Summary of Ask.com’s SERP:
Ask.com did a great job with this SERPs page. I can probably find the information that I am looking for even without looking at the actual organic search results. The Ask.com SERPs are not any worse than Google’s for this search term, and some of the first page results overlap.
- Google puts it extra services as links at the top of the page. There is no preview of images and news like on Ask.com. Google often integrates Google News and Google Local/Maps into the SERPs making the SERPs muddled and confusing.
- Instead of putting Wikipedia in the sidebar like Ask.com, Google usually puts Wikipedia near the top of the SERPs. In this case Wikipedia is #1. The Ask.com makes more sense. If Wikipedia is going to be a result for just about every major search term, give the site its own sidebar block.

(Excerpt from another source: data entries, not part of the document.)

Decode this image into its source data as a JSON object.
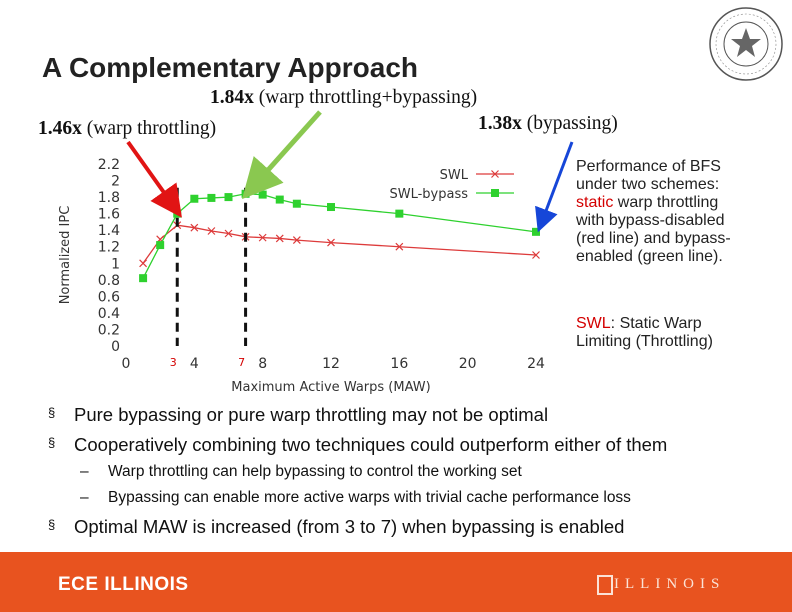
{
  "slide": {
    "title": "A Complementary Approach",
    "annotations": {
      "both_value": "1.84x",
      "both_text": " (warp throttling+bypassing)",
      "throttle_value": "1.46x",
      "throttle_text": " (warp throttling)",
      "bypass_value": "1.38x",
      "bypass_text": " (bypassing)"
    },
    "side_note": {
      "line1": "Performance of BFS",
      "line2": "under two schemes:",
      "line3_red": "static",
      "line3_rest": " warp throttling",
      "line4": "with bypass-disabled",
      "line5": "(red line) and bypass-",
      "line6": "enabled (green line)."
    },
    "swl_note": {
      "label_red": "SWL",
      "text1": ": Static Warp",
      "text2": "Limiting (Throttling)"
    },
    "bullets": [
      "Pure bypassing or pure warp throttling may not be optimal",
      "Cooperatively combining two techniques could outperform either of them"
    ],
    "sub_bullets": [
      "Warp throttling can help bypassing to control the working set",
      "Bypassing can enable more active warps with trivial cache performance loss"
    ],
    "final_bullet": "Optimal MAW is increased (from 3 to 7) when bypassing is enabled",
    "bullet_symbol": "§",
    "dash_symbol": "–",
    "footer": {
      "left": "ECE ILLINOIS",
      "right": "ILLINOIS"
    }
  },
  "colors": {
    "swl": "#dd3b3b",
    "bypass": "#2ed12e",
    "arrow_red": "#e11414",
    "arrow_green": "#8ac850",
    "arrow_blue": "#1646d8",
    "footer": "#e8531f"
  },
  "chart_data": {
    "type": "line",
    "xlabel": "Maximum Active Warps (MAW)",
    "ylabel": "Normalized IPC",
    "xlim": [
      0,
      24
    ],
    "ylim": [
      0,
      2.2
    ],
    "xticks": [
      0,
      4,
      8,
      12,
      16,
      20,
      24
    ],
    "yticks": [
      0,
      0.2,
      0.4,
      0.6,
      0.8,
      1,
      1.2,
      1.4,
      1.6,
      1.8,
      2,
      2.2
    ],
    "markers": [
      {
        "x": 3,
        "label": "3"
      },
      {
        "x": 7,
        "label": "7"
      }
    ],
    "series": [
      {
        "name": "SWL",
        "marker": "x",
        "x": [
          1,
          2,
          3,
          4,
          5,
          6,
          7,
          8,
          9,
          10,
          12,
          16,
          24
        ],
        "y": [
          1.0,
          1.29,
          1.46,
          1.43,
          1.39,
          1.36,
          1.32,
          1.31,
          1.3,
          1.28,
          1.25,
          1.2,
          1.1
        ]
      },
      {
        "name": "SWL-bypass",
        "marker": "square",
        "x": [
          1,
          2,
          3,
          4,
          5,
          6,
          7,
          8,
          9,
          10,
          12,
          16,
          24
        ],
        "y": [
          0.82,
          1.22,
          1.6,
          1.78,
          1.79,
          1.8,
          1.84,
          1.83,
          1.77,
          1.72,
          1.68,
          1.6,
          1.38
        ]
      }
    ],
    "legend": "top-right"
  }
}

- Google puts the related searches at the bottom. I think Ask has them in a more usable location. Ask.com’s SERPs are made for finding information at a quick glance; Google’s SERPs are not as well designed.

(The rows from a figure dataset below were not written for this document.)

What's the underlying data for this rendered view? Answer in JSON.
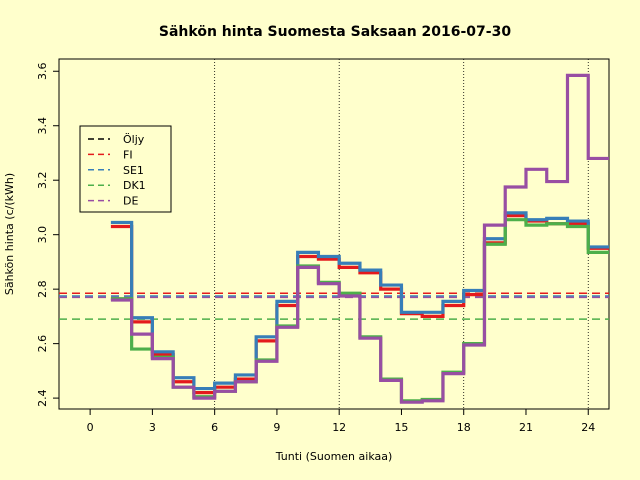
{
  "chart_data": {
    "type": "line",
    "step": true,
    "title": "Sähkön hinta Suomesta Saksaan 2016-07-30",
    "xlabel": "Tunti (Suomen aikaa)",
    "ylabel": "Sähkön hinta (c/(kWh)",
    "xlim": [
      -1.5,
      25.0
    ],
    "ylim": [
      2.36,
      3.645
    ],
    "xticks": [
      0,
      3,
      6,
      9,
      12,
      15,
      18,
      21,
      24
    ],
    "yticks": [
      2.4,
      2.6,
      2.8,
      3.0,
      3.2,
      3.4,
      3.6
    ],
    "ytick_labels": [
      "2.4",
      "2.6",
      "2.8",
      "3.0",
      "3.2",
      "3.4",
      "3.6"
    ],
    "vlines": [
      6,
      12,
      18,
      24
    ],
    "legend_position": "left",
    "series": [
      {
        "name": "Öljy",
        "color": "#000000",
        "style": "dashed",
        "values": []
      },
      {
        "name": "FI",
        "color": "#E41A1C",
        "style": "solid",
        "hline": 2.785,
        "x": [
          1,
          2,
          3,
          4,
          5,
          6,
          7,
          8,
          9,
          10,
          11,
          12,
          13,
          14,
          15,
          16,
          17,
          18,
          19,
          20,
          21,
          22,
          23,
          24,
          25
        ],
        "values": [
          3.03,
          2.68,
          2.56,
          2.46,
          2.42,
          2.44,
          2.47,
          2.61,
          2.74,
          2.92,
          2.91,
          2.88,
          2.86,
          2.8,
          2.71,
          2.7,
          2.74,
          2.78,
          2.97,
          3.07,
          3.05,
          3.04,
          3.04,
          2.95,
          2.95
        ]
      },
      {
        "name": "SE1",
        "color": "#377EB8",
        "style": "solid",
        "hline": 2.775,
        "x": [
          1,
          2,
          3,
          4,
          5,
          6,
          7,
          8,
          9,
          10,
          11,
          12,
          13,
          14,
          15,
          16,
          17,
          18,
          19,
          20,
          21,
          22,
          23,
          24,
          25
        ],
        "values": [
          3.045,
          2.695,
          2.57,
          2.475,
          2.435,
          2.455,
          2.485,
          2.625,
          2.755,
          2.935,
          2.92,
          2.895,
          2.87,
          2.815,
          2.715,
          2.715,
          2.755,
          2.795,
          2.985,
          3.08,
          3.055,
          3.06,
          3.05,
          2.955,
          2.955
        ]
      },
      {
        "name": "DK1",
        "color": "#4DAF4A",
        "style": "solid",
        "hline": 2.69,
        "x": [
          1,
          2,
          3,
          4,
          5,
          6,
          7,
          8,
          9,
          10,
          11,
          12,
          13,
          14,
          15,
          16,
          17,
          18,
          19,
          20,
          21,
          22,
          23,
          24,
          25
        ],
        "values": [
          2.765,
          2.58,
          2.55,
          2.44,
          2.405,
          2.425,
          2.46,
          2.54,
          2.665,
          2.885,
          2.825,
          2.785,
          2.625,
          2.47,
          2.39,
          2.395,
          2.495,
          2.6,
          2.965,
          3.055,
          3.035,
          3.04,
          3.03,
          2.935,
          2.935
        ]
      },
      {
        "name": "DE",
        "color": "#984EA3",
        "style": "solid",
        "hline": 2.77,
        "x": [
          1,
          2,
          3,
          4,
          5,
          6,
          7,
          8,
          9,
          10,
          11,
          12,
          13,
          14,
          15,
          16,
          17,
          18,
          19,
          20,
          21,
          22,
          23,
          24,
          25
        ],
        "values": [
          2.76,
          2.635,
          2.545,
          2.44,
          2.4,
          2.425,
          2.46,
          2.535,
          2.66,
          2.88,
          2.82,
          2.775,
          2.62,
          2.465,
          2.385,
          2.39,
          2.49,
          2.595,
          3.035,
          3.175,
          3.24,
          3.195,
          3.585,
          3.28,
          3.28
        ]
      }
    ]
  }
}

- Google puts images of Japan at the bottom of the page in this case. It would make more sense to put the images at the top or in a sidebar like Ask.com.
- The one place where I think Google did a better job than Ask.com in this comparison of SERPs is that in Google it’s easier to tell what part of the page is the sponsored ads.
Summary of Google.com’s SERP:
Google’s search engine results page is mediocre in comparison to what Ask.com has done. Google has not even provided better organic search results than Ask.com in this case.
Conclusion of Ask.com vs. Google
I’m going to continue this comparison by setting my default search engine to Ask.com for at least a week. I will follow up soon on the results of my experiment.
This was a brilliant job done by Ask.com on their search engine results page for the keyword Japan.